Se è vero che non tutte le estati sono simili a quella del 2003, alla quale non fecero seguito estati altrettanto caldo-umide con notti 'tropicali' (l'ondata durò circa 60 giorni, suddivisi in tre periodi da inizio giugno fino a settembre), uno studio in corso presso Ibimet-Cnr mostra come, durante ciascuna estate dal 2000 in poi, si siano avute una o più ondate di calore, che per due anni consecutivi si sono verificate negli stessi giorni: 18-30 giugno 2006, che interessò soprattutto l'Europa occidentale, e 17-26 giugno 2007, sopratutto nel sud est europeo. In entrambi i casi, l'Italia venne interessata dall'ondata.

Insomma le statistiche per l'Italia confermano e rafforzano quanto evidenziato dall'ultimo rapporto dell'Ipcc-Intergovernmental panel on climate change sugli eventi estremi: 'Managing the risks of extreme events and disasters to advance climate change adaptation (Srex)'.

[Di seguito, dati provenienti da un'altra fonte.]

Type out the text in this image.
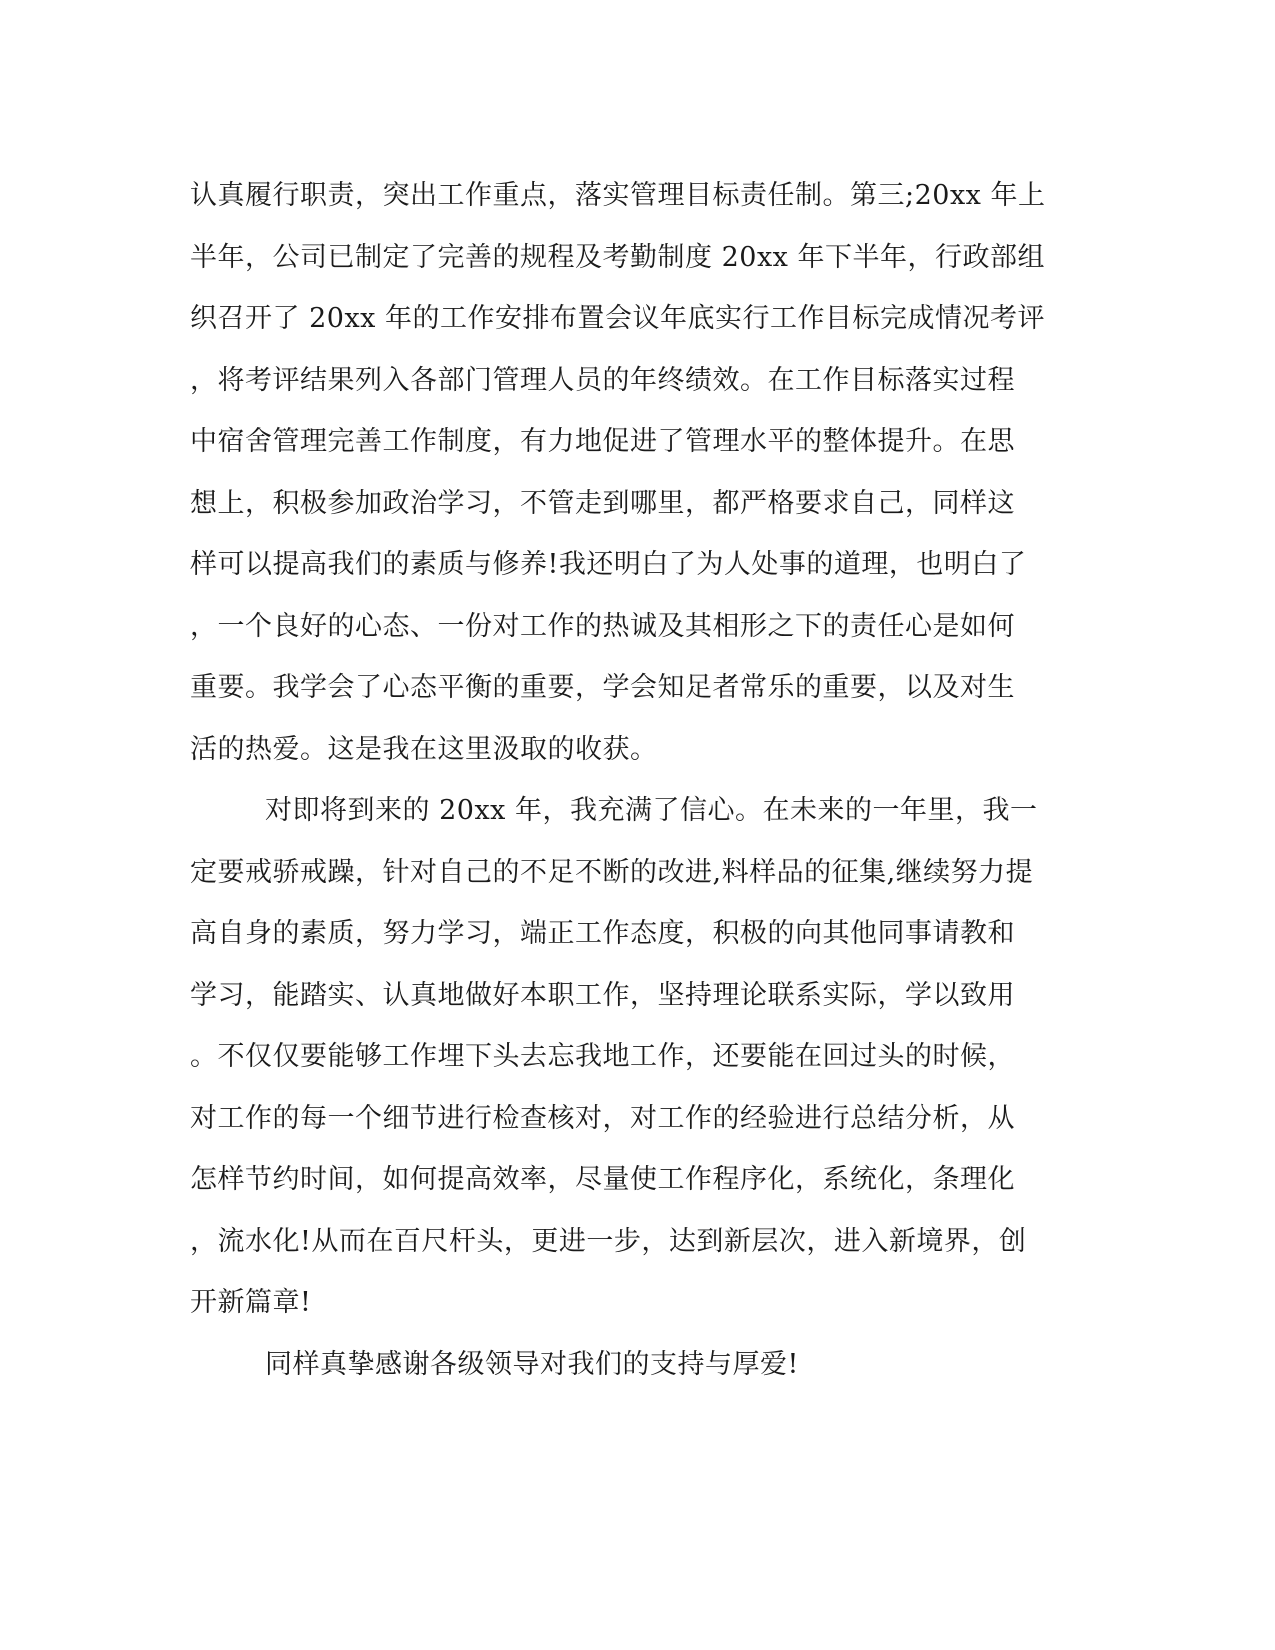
认真履行职责，突出工作重点，落实管理目标责任制。第三;20xx 年上
半年，公司已制定了完善的规程及考勤制度 20xx 年下半年，行政部组
织召开了 20xx 年的工作安排布置会议年底实行工作目标完成情况考评
，将考评结果列入各部门管理人员的年终绩效。在工作目标落实过程
中宿舍管理完善工作制度，有力地促进了管理水平的整体提升。在思
想上，积极参加政治学习，不管走到哪里，都严格要求自己，同样这
样可以提高我们的素质与修养!我还明白了为人处事的道理，也明白了
，一个良好的心态、一份对工作的热诚及其相形之下的责任心是如何
重要。我学会了心态平衡的重要，学会知足者常乐的重要，以及对生
活的热爱。这是我在这里汲取的收获。
对即将到来的 20xx 年，我充满了信心。在未来的一年里，我一
定要戒骄戒躁，针对自己的不足不断的改进,料样品的征集,继续努力提
高自身的素质，努力学习，端正工作态度，积极的向其他同事请教和
学习，能踏实、认真地做好本职工作，坚持理论联系实际，学以致用
。不仅仅要能够工作埋下头去忘我地工作，还要能在回过头的时候，
对工作的每一个细节进行检查核对，对工作的经验进行总结分析，从
怎样节约时间，如何提高效率，尽量使工作程序化，系统化，条理化
，流水化!从而在百尺杆头，更进一步，达到新层次，进入新境界，创
开新篇章!
同样真挚感谢各级领导对我们的支持与厚爱!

Tra i diversi servizi di allerta che sono stati realizzati, a livello regionale, da ricordare il sito http://www.biometeo.it/  prodotto dal Centro Interdipartimentale di Bioclimatologia dell'Università degli Studi di Firenze (CIBIC), con la collaborazione dell'Istituto di Biometeorologia del CNR di Firenze e del Consorzio LaMMA (Laboratorio di Meteorologia e Modellistica Ambientale) della Regione Toscana, impegnato dal 2005 nel Progetto MeteoSalute, finanziato dal Servizio Sanitario della Regione Toscana. A livello nazionale, sul sito del Ministero della salute vengono pubblicati i bollettini giornalieri del periodo 15 maggio – 15 settembre che indicano, per molte città italiane, il livello di allerta previsto per le ondate di calore: http://www.salute.gov.it/emergenzaCaldo/bollettinoGiornaliero.jsp

Sugli stessi siti vengono riportati i consigli per fronteggiare condizioni di caldo-umido estreme, come comportarsi e a chi rivolgersi in caso sia necessaria assistenza. Queste condizioni climatiche, infatti, possono rappresentare un rischio per la salute della popolazione, specialmente per le categorie più deboli: persone anziane, bambini, persone già affette da patologie.